Peter had a tragic childhood. His mother and he fled his birth country due to persecution. Eventually, he learned a second language and emigrated to the United States, where he became a teacher.
Since he was single and he saved money, his estate upon his death, was worth over $5,000,000. Since he had no living family remaining, he gifted his estate through his trust to a few charities.
The last year of his life was difficult for him due to illness. While he did have a trust prepared and he named a professional fiduciary as trustee, he was not ready to ask for help. When the investment companies sent him the paperwork, it remained in his office, incomplete.
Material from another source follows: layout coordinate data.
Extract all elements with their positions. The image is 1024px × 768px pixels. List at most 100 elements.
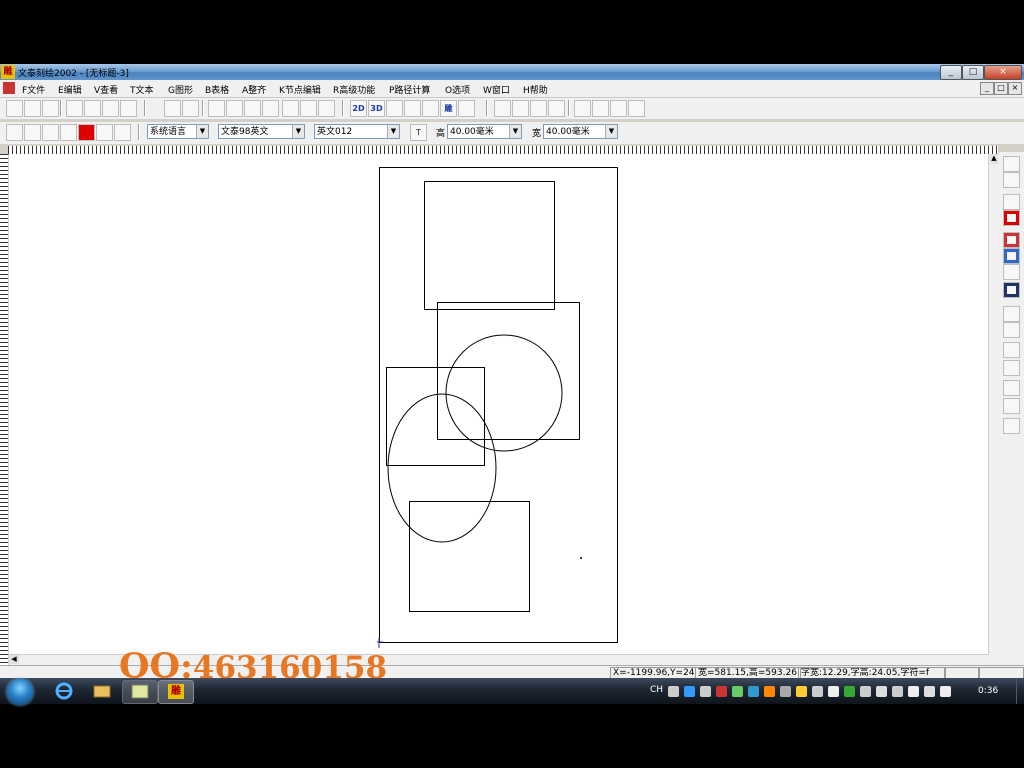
device-tray-icon[interactable] — [876, 686, 887, 697]
edit-icon[interactable] — [548, 100, 565, 117]
color-red-icon[interactable] — [78, 124, 95, 141]
menu-item[interactable]: B表格 — [205, 83, 229, 96]
textframe-icon[interactable] — [1003, 418, 1020, 434]
printer-tray-icon[interactable] — [668, 686, 679, 697]
cut-icon[interactable] — [66, 100, 83, 117]
paste-icon[interactable] — [102, 100, 119, 117]
lightbulb-icon[interactable] — [300, 100, 317, 117]
magnifier-icon[interactable] — [96, 124, 113, 141]
chat-tray-icon[interactable] — [796, 686, 807, 697]
slash-icon[interactable] — [530, 100, 547, 117]
minimize-button[interactable]: _ — [940, 65, 962, 80]
vertical-scrollbar[interactable]: ▲ ▼ — [988, 154, 999, 678]
height-combo[interactable]: 40.00毫米 ▼ — [447, 124, 522, 139]
menu-item[interactable]: F文件 — [22, 83, 45, 96]
shape-dot[interactable] — [580, 557, 582, 559]
save-icon[interactable] — [42, 100, 59, 117]
network-tray-icon[interactable] — [732, 686, 743, 697]
windows-flag-icon[interactable] — [828, 686, 839, 697]
chevron-down-icon[interactable]: ▼ — [509, 125, 521, 138]
table-icon[interactable] — [1003, 282, 1020, 298]
show-desktop-button[interactable] — [1016, 678, 1024, 704]
scroll-left-icon[interactable]: ◀ — [9, 655, 19, 664]
zoom-out-icon[interactable] — [24, 124, 41, 141]
drawing-svg[interactable] — [9, 154, 989, 678]
app-icon[interactable] — [122, 680, 158, 704]
document-tray-icon[interactable] — [812, 686, 823, 697]
printer-icon[interactable] — [244, 100, 261, 117]
fill2-icon[interactable] — [1003, 248, 1020, 264]
shape-rectangle[interactable] — [424, 181, 555, 310]
align-left-icon[interactable] — [574, 100, 591, 117]
settings-tray-icon[interactable] — [780, 686, 791, 697]
grid-icon[interactable] — [386, 100, 403, 117]
shape-circle[interactable] — [445, 334, 563, 452]
chevron-down-icon[interactable]: ▼ — [292, 125, 304, 138]
title-bar[interactable]: 雕 文泰刻绘2002 - [无标题-3] _ □ × — [0, 64, 1024, 80]
node-icon[interactable] — [1003, 194, 1020, 210]
grid2-icon[interactable] — [1003, 306, 1020, 322]
menu-item[interactable]: P路径计算 — [389, 83, 430, 96]
security-tray-icon[interactable] — [844, 686, 855, 697]
language-combo[interactable]: 系统语言 ▼ — [147, 124, 209, 139]
zoom-select-icon[interactable] — [42, 124, 59, 141]
copy-icon[interactable] — [84, 100, 101, 117]
explorer-icon[interactable] — [86, 680, 118, 702]
english-font-combo[interactable]: 英文012 ▼ — [314, 124, 400, 139]
cross-icon[interactable] — [404, 100, 421, 117]
menu-item[interactable]: W窗口 — [483, 83, 510, 96]
menu-item[interactable]: T文本 — [130, 83, 154, 96]
doc-icon[interactable] — [1003, 360, 1020, 376]
measure-icon[interactable] — [494, 100, 511, 117]
ie-icon[interactable] — [48, 680, 80, 702]
mdi-close-button[interactable]: × — [1008, 82, 1022, 95]
pointer-icon[interactable] — [1003, 156, 1020, 172]
width-combo[interactable]: 40.00毫米 ▼ — [543, 124, 618, 139]
justify-icon[interactable] — [628, 100, 645, 117]
power-tray-icon[interactable] — [924, 686, 935, 697]
clock[interactable]: 0:36 — [978, 686, 998, 696]
document-icon[interactable] — [3, 82, 15, 94]
shape-rectangle[interactable] — [409, 501, 530, 612]
monitor-tray-icon[interactable] — [748, 686, 759, 697]
menu-item[interactable]: R高级功能 — [333, 83, 375, 96]
shape3-icon[interactable] — [1003, 264, 1020, 280]
chevron-down-icon[interactable]: ▼ — [605, 125, 617, 138]
undo-icon[interactable] — [164, 100, 181, 117]
scissors-cut-icon[interactable] — [226, 100, 243, 117]
menu-item[interactable]: A整齐 — [242, 83, 266, 96]
carve-app-icon[interactable]: 雕 — [158, 680, 194, 704]
shape-icon[interactable] — [422, 100, 439, 117]
copy2-icon[interactable] — [1003, 380, 1020, 396]
zoom-fit-icon[interactable] — [114, 124, 131, 141]
chinese-font-combo[interactable]: 文泰98英文 ▼ — [218, 124, 305, 139]
menu-item[interactable]: H帮助 — [523, 83, 548, 96]
delete-icon[interactable] — [120, 100, 137, 117]
redo-icon[interactable] — [182, 100, 199, 117]
drawing-canvas[interactable] — [9, 154, 989, 678]
frame-icon[interactable] — [282, 100, 299, 117]
action-center-icon[interactable] — [908, 686, 919, 697]
help-icon[interactable] — [318, 100, 335, 117]
2d-icon[interactable]: 2D — [350, 100, 367, 117]
fill-icon[interactable] — [1003, 232, 1020, 248]
menu-item[interactable]: G图形 — [168, 83, 193, 96]
mdi-minimize-button[interactable]: _ — [980, 82, 994, 95]
new-icon[interactable] — [6, 100, 23, 117]
open-icon[interactable] — [24, 100, 41, 117]
update-tray-icon[interactable] — [860, 686, 871, 697]
display-tray-icon[interactable] — [892, 686, 903, 697]
chevron-down-icon[interactable]: ▼ — [387, 125, 399, 138]
shape-ellipse[interactable] — [387, 393, 497, 543]
app-tray-icon[interactable] — [700, 686, 711, 697]
paste2-icon[interactable] — [1003, 398, 1020, 414]
rect-icon[interactable] — [1003, 210, 1020, 226]
close-button[interactable]: × — [984, 65, 1022, 80]
print-icon[interactable] — [208, 100, 225, 117]
arrow-icon[interactable] — [1003, 322, 1020, 338]
text-tool-icon[interactable] — [458, 100, 475, 117]
pan-icon[interactable] — [60, 124, 77, 141]
3d-icon[interactable]: 3D — [368, 100, 385, 117]
app-icon[interactable]: 雕 — [1, 65, 15, 79]
preview-icon[interactable] — [262, 100, 279, 117]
Over $1,000,000 in assets were held in qualified accounts or were not transferred into his trust.
This resulted in a probate, even though he had a trust. In addition, he named his trust as a beneficiary of his IRA accounts, rather than naming the charities as direct beneficiaries. These two choices significantly reduced the amount of the gift to his beneficiaries. This was not his intention, but merely an inability to deal with the flood of paperwork.
- If you are feeling overwhelmed by the steps in handling your financial affairs, consider bringing your named Successor Trustee or Financial Power of Attorney into your situation. If you have chosen trusted professionals or knowledgeable family, they can help.
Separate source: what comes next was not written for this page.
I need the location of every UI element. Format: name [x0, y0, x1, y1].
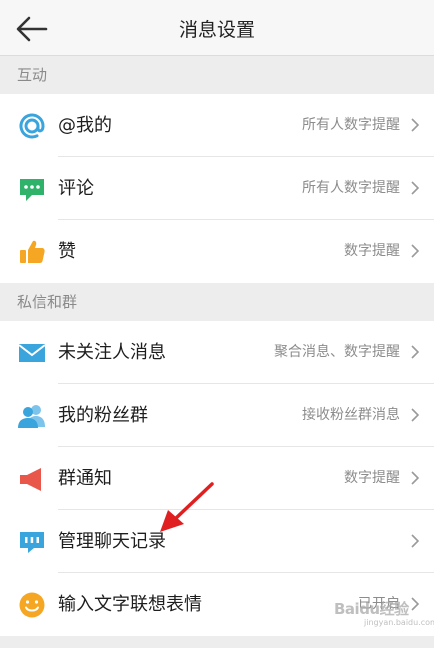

- If you wish to give money to a charity, name the non-profit as your IRA beneficiary. This is one of the easiest ways to gift to a charity.
- While most attorneys do not recommend naming your trust as the beneficiary of your IRA due to complex IRS rules, in some situations it can make sense. This is usually because you wish to retain some control over the IRA assets and prefer that your beneficiary receive the RMD rather than an outright gift. Due to the potential tax implications, it is important to check with your attorney and even a tax advisor who understands your situation.